In a bid to squeeze more meaning into a short post I’ve offered information that’s a little too formulaic. It’s hard to go deep in a two minute read. But I am alarmed when I see sites and books pronouncing that that’s all there is. Happiness is nothing more than a ten-step process. It’s not.

That’s like declaring home building is a ten-step process. First, draw up your plans (try not to let your cat spill your drink over the blueprint). Then, when you’ve drawn up the plans, buy some materials. Choose suitable building materials because they are better to build things with. Thirdly, get a good builder. Finally, build your house. How easy is that?

It’s about as useful as saying all it takes to be a virtuoso pianist is to move your fingers up and down on the keys. Brilliant. So when I see headings like: Appreciate Life and Be Considerate, I wince. “Okay, kids: ready to appreciate life? Go!” How can anyone learn to hone a spirit of gratitude from a casual one-paragraph instruction? Ditto, for learning consideration. It’s so inane it’s painful.

So, while all of these things are certainly true, summing up vast areas of life with superficial tips with no substance is actually destructive. People stop seeing, reading, and hearing because it’s ridiculous. Like getting people to chant “I’m so special” – its crass shallowness mocks people’s dignity.

So forget about external directives for being proactive in your lunch break, learning continuously (I do that in my sleep), and loving unconditionally (something only God can do). Happiness starts in you.

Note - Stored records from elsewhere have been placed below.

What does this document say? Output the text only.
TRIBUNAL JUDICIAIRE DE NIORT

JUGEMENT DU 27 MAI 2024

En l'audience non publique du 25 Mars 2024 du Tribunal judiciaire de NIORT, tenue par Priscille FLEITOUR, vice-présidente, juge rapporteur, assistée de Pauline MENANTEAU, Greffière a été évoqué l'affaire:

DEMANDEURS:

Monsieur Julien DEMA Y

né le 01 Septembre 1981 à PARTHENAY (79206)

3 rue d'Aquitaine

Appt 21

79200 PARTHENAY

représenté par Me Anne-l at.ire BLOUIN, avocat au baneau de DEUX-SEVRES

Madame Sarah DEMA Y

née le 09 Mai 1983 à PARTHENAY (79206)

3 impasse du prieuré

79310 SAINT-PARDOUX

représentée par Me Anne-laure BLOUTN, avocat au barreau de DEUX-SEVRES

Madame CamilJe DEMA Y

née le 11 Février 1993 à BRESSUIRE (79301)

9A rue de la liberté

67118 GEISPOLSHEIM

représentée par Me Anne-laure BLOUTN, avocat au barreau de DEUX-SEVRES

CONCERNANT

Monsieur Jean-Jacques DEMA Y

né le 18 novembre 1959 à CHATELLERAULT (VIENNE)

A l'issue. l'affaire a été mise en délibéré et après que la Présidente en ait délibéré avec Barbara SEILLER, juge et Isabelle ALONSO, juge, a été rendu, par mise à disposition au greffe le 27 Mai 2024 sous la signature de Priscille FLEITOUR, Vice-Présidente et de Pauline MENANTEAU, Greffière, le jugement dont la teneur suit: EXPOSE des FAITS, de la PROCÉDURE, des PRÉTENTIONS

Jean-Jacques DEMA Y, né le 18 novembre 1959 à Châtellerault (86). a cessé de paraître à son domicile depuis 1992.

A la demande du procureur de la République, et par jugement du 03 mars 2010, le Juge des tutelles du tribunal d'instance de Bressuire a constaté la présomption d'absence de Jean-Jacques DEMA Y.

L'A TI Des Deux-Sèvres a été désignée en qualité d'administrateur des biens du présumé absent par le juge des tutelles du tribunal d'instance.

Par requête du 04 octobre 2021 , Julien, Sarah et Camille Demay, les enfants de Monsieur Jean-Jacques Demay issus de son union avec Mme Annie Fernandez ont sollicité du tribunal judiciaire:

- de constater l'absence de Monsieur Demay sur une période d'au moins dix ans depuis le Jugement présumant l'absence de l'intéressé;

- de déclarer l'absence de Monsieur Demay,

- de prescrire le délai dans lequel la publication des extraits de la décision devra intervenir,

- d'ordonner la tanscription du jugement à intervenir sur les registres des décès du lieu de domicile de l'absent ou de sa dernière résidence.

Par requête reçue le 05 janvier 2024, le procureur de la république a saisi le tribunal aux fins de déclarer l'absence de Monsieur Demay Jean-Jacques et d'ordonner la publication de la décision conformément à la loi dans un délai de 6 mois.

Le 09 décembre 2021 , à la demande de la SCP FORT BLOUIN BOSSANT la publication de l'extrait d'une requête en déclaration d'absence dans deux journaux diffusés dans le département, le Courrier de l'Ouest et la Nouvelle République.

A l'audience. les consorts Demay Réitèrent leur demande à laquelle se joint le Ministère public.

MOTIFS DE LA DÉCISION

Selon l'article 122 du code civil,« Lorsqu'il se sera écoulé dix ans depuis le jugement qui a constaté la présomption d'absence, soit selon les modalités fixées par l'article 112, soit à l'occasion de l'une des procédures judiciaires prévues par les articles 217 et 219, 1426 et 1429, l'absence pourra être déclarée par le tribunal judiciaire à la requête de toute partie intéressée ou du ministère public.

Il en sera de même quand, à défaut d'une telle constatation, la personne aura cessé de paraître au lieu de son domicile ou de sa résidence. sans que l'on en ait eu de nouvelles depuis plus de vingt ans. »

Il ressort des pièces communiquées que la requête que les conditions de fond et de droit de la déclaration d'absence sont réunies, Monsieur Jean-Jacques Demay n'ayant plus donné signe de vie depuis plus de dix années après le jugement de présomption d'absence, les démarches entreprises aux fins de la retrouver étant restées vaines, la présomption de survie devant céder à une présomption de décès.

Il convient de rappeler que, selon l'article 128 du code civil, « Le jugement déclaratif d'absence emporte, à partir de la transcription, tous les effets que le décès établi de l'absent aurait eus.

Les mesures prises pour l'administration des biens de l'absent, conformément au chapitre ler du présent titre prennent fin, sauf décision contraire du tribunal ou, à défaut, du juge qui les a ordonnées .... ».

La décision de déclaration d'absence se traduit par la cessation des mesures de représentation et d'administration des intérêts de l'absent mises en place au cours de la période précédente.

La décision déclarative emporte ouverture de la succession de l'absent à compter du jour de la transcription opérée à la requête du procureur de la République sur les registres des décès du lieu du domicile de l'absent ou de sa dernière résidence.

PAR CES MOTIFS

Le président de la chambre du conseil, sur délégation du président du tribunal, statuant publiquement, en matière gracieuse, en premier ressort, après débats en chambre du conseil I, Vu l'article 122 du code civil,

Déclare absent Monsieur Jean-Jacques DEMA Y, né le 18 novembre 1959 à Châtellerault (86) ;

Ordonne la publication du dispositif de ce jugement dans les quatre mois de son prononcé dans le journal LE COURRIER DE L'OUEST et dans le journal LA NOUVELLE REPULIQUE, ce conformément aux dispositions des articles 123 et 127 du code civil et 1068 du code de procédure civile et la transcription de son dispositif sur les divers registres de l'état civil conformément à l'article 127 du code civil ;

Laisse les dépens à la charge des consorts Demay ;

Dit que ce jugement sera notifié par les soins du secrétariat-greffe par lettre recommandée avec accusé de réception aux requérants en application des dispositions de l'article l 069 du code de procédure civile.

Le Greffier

I am convinced to the core that happiness is an important part of finding our fulfillment. That’s why I poured so much care and consideration into writing a book on the subject. You don’t just want a life filled with the odd jollies. You want lasting happiness that can even survive the tough times. That takes a lot more than a thin veneer of happy paint. But it is a wonderful way to live.